Ein Riese der Salzburger Kunstgeschichte geht auf die Reise
Das Salzburg Museum verleiht ein Monumentalgemälde von Hans Makart nach Bonn. Der Abbau wird zum Abenteuer.
SALZBURG. „Akkuschrauber, bitte!“, ruft der Chefspediteur in kernigem Tirolerisch. In den heiligen Hallen der Kunst hat am Montag goldenes Handwerk Einzug gehalten. Es gilt, das Gemälde „Der Frühling“von Hans Makart bereit für den Abtransport nach Deutschland zu machen. Die Bundeskunsthalle Bonn hat um die Leihgabe aus Salzburg angefragt. „Wir waren skeptisch, ob sich das ausgeht – sowohl zeitlich als auch bezüglich der Dimensionen“, sagt Chefkurator Peter Husty.
Der passende Zeitpunkt für den Abbau wurde gefunden: Das Salzburg Museum befindet sich in einer Übergangsphase zwischen zwei Ausstellungen. Die Dimensionen des Monumentalwerks hingegen stellen das Museum vor Probleme. Mit 3,60 Meter Höhe und 6,70 Länge passt „Der Frühling“kaum durch eine Tür. Also kann er nur in gerolltem Zustand transportiert werden. Zunächst errichten die Spediteure eine Fläche aus Pressspanplatten, auf die das Gemälde gelegt werden kann. Dann folgt der große Moment: Das Gemälde wird gekippt. Auch Mitarbeiter des Salzburg Museums legen Hand an. Die Restauratorin Elisabeth Scheel führt das Wort. „Das Gemälde wiegt wohl um die 250 Kilo“, schätzt die Expertin. Nun muss das Gemälde abgespannt werden, bevor es am Dienstag auf eine eigens errichtete Vorrichtung aufgerollt wird. „Wir müssen den Bug, der durch die Spannung entstanden ist, wieder plan machen“, erläutert Scheel.

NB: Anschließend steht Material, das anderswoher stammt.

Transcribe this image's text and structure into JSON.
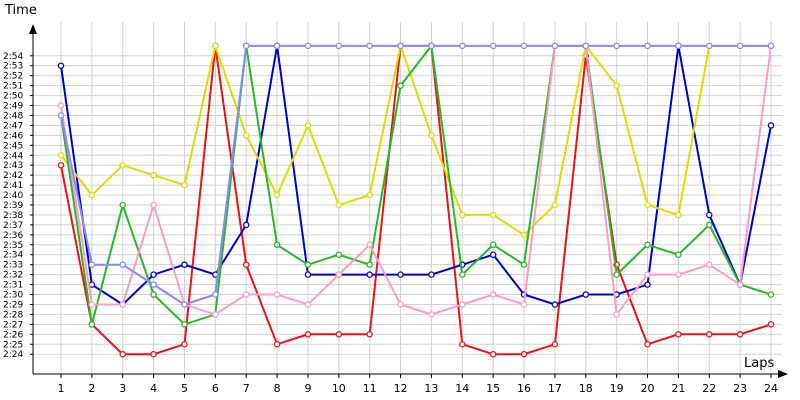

Eineinhalb Stunden nimmt allein das Abhängen des Bildes in Anspruch. Dabei wurden riesige Gemälde Ende des 19. Jahrhunderts für die Tournee geschaffen, erläutert der Makart-Experte Nikolaus Schaffer: „Es war der Sinn und Zweck dieser so genannten Sensationsbilder, dass sie auf Reisen gehen und das investierte Geld wieder einspielen.“
„Der Frühling“aus Hans Makarts Todesjahr 1884 ist in jeder Hinsicht außergewöhnlich. Der Malerfürst hat sein letztes Werk auf einer einzigen Leinwand gemalt, was in diesen Dimensionen selten und kostspielig gewesen sein muss.
„Makart ist vor dem Bankrott gestanden und seine Frau hat ihn wohl gezwungen, dieses Bild auf jeden Fall fertigzustellen“, sagt Schaffer.
Das Monumentalwerk war als Teil eines Jahreszeiten-Zyklus geplant, den der gebürtige Salzburger nicht mehr vollenden konnte. Die Inspiration bildete der „Parsifal“: Die nackten Kinderkörper mit Erwachsenengesichtern dürften die Blumenmädchen darstellen, die in Richard Wagners 1882 uraufgeführter Oper den Titelhelden glücklos zu verführen versuchen. Der Wagnerianer Makart habe am Ende seines Lebens sein „hellstes Bild“geschaffen, sagt Schaffer.
Vor dem Abtransport haben am Sonntag viele Salzburger die seltene Möglichkeit genutzt, Makarts „Frühling“zu besichtigen: Das Salzburg Museum zeigte das Bild beim Tag der offenen Tür – erstmals seit 2007. Nach dem Auswärtsspiel in Bonn soll es bei einer Kunstspedition adäquat eingelagert werden.